The sūtra narrates Mañjuśrī’s display of supernatural powers, the Buddha’s exposition of various Mahāyāna doctrines on emptiness and bodhisattva practice, and a sequence of parivarta (chapters) on specific topics. The Guṇabhadra version is preferred in later Chinese commentarial tradition over Dharmarakṣa’s earlier T461 because of its smoother literary style. Both translations preserve material from a shared Indic Vorlage but with different emphases and chapter divisions.

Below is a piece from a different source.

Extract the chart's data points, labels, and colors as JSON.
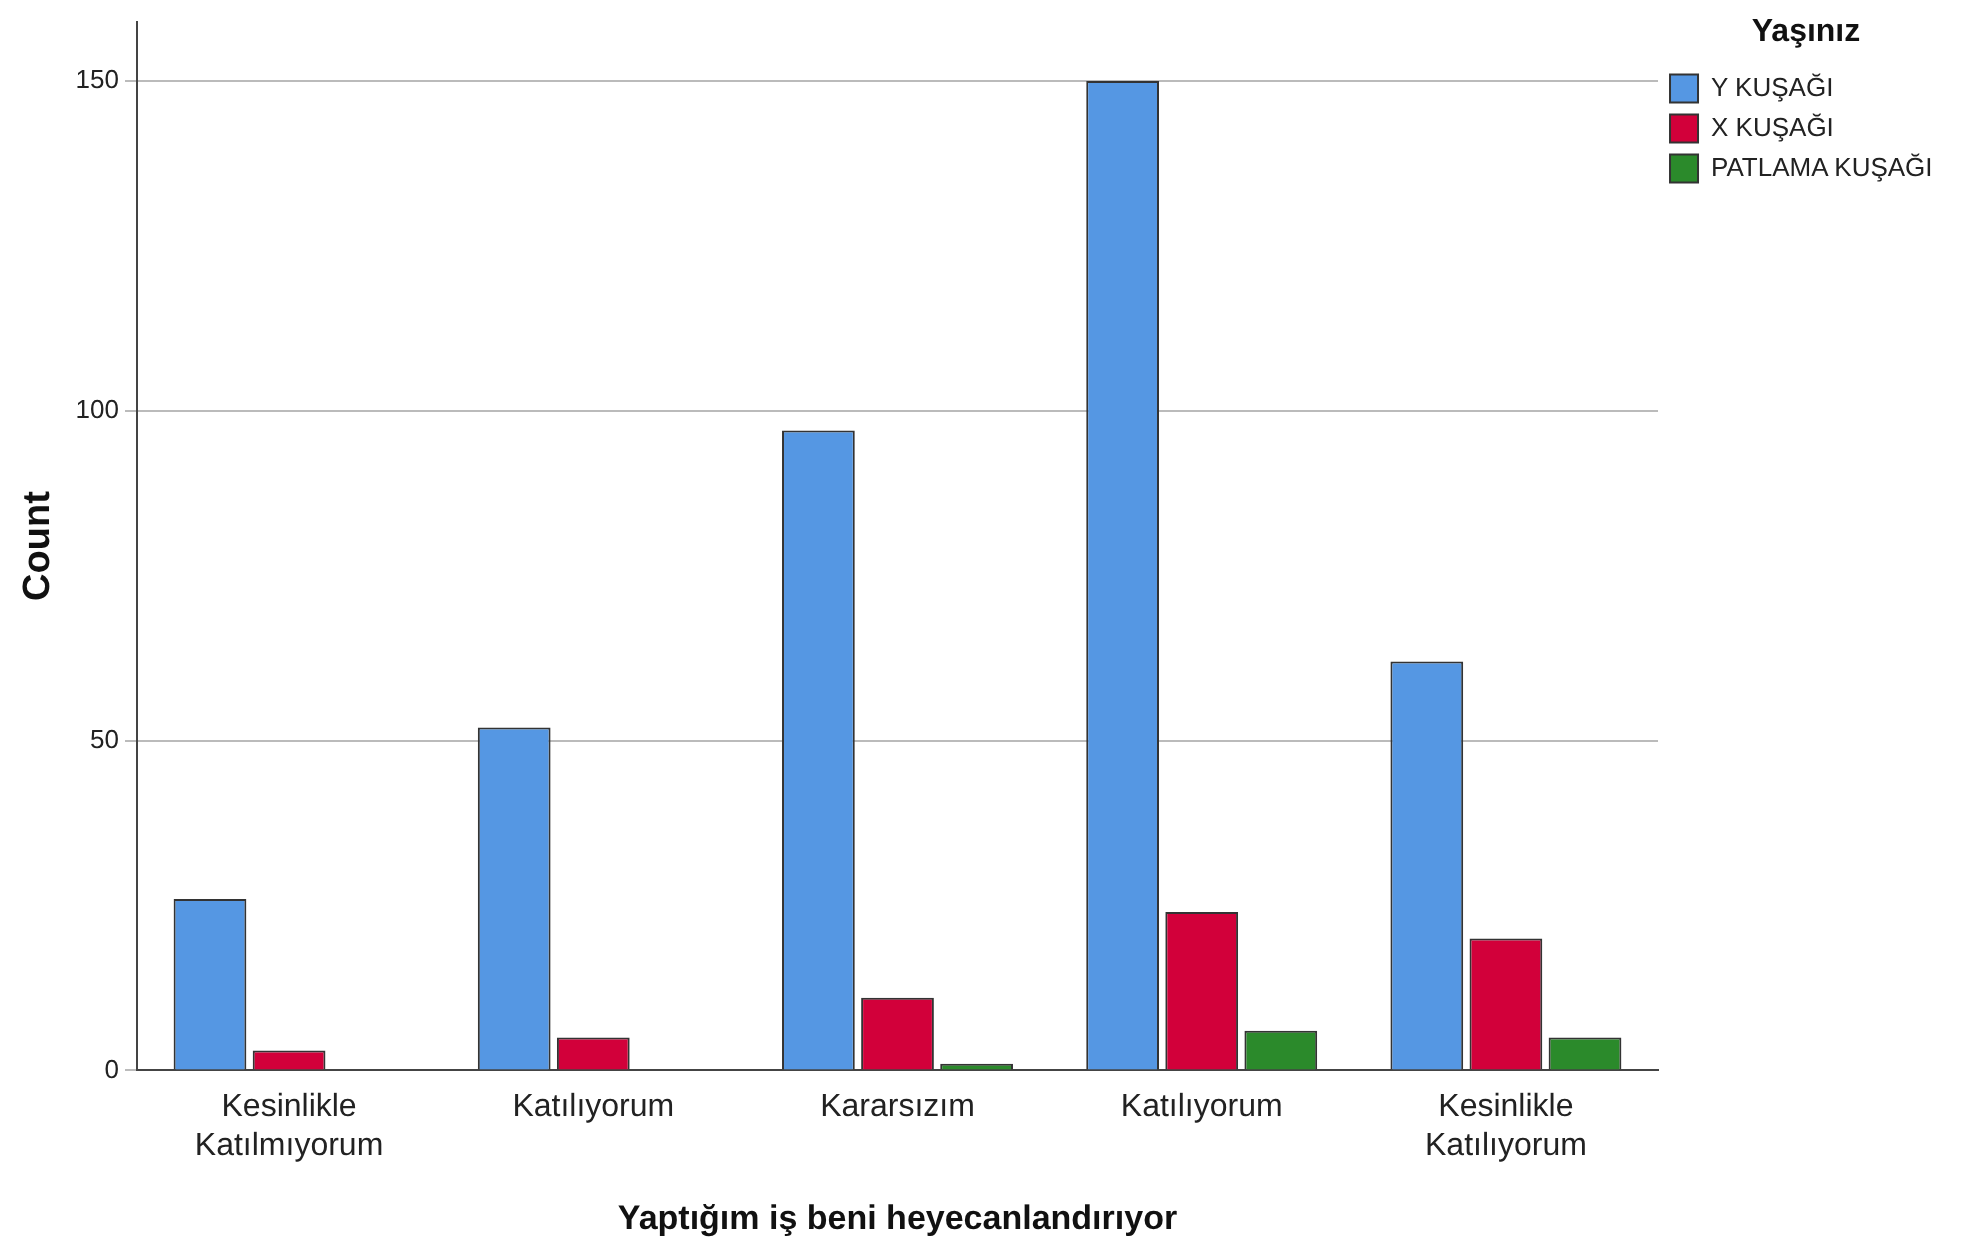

Guṇabhadra was one of the four foremost foreign translators in early medieval China (along with Kumārajīva, Paramārtha, and Bodhiruci) and is responsible for major Yogācāra and tathāgatagarbha texts including the Saṃyuktāgama (T99), the Laṅkāvatāra-sūtra (T670), and the Śrīmālādevī-siṃhanāda-sūtra (T353). This work is a relatively minor entry in his corpus but doctrinally important for the Mañjuśrī tradition.

Translations and research

  • Boucher, Daniel. Bodhisattvas of the Forest and the Formation of the Mahāyāna. University of Hawaiʻi Press, 2008.
  • Lamotte, Étienne. Mañjuśrī. Bruxelles: Institut Belge des Hautes Études Chinoises, 1960 — covers the Mañjuśrī-vikurvāṇa-parivarta.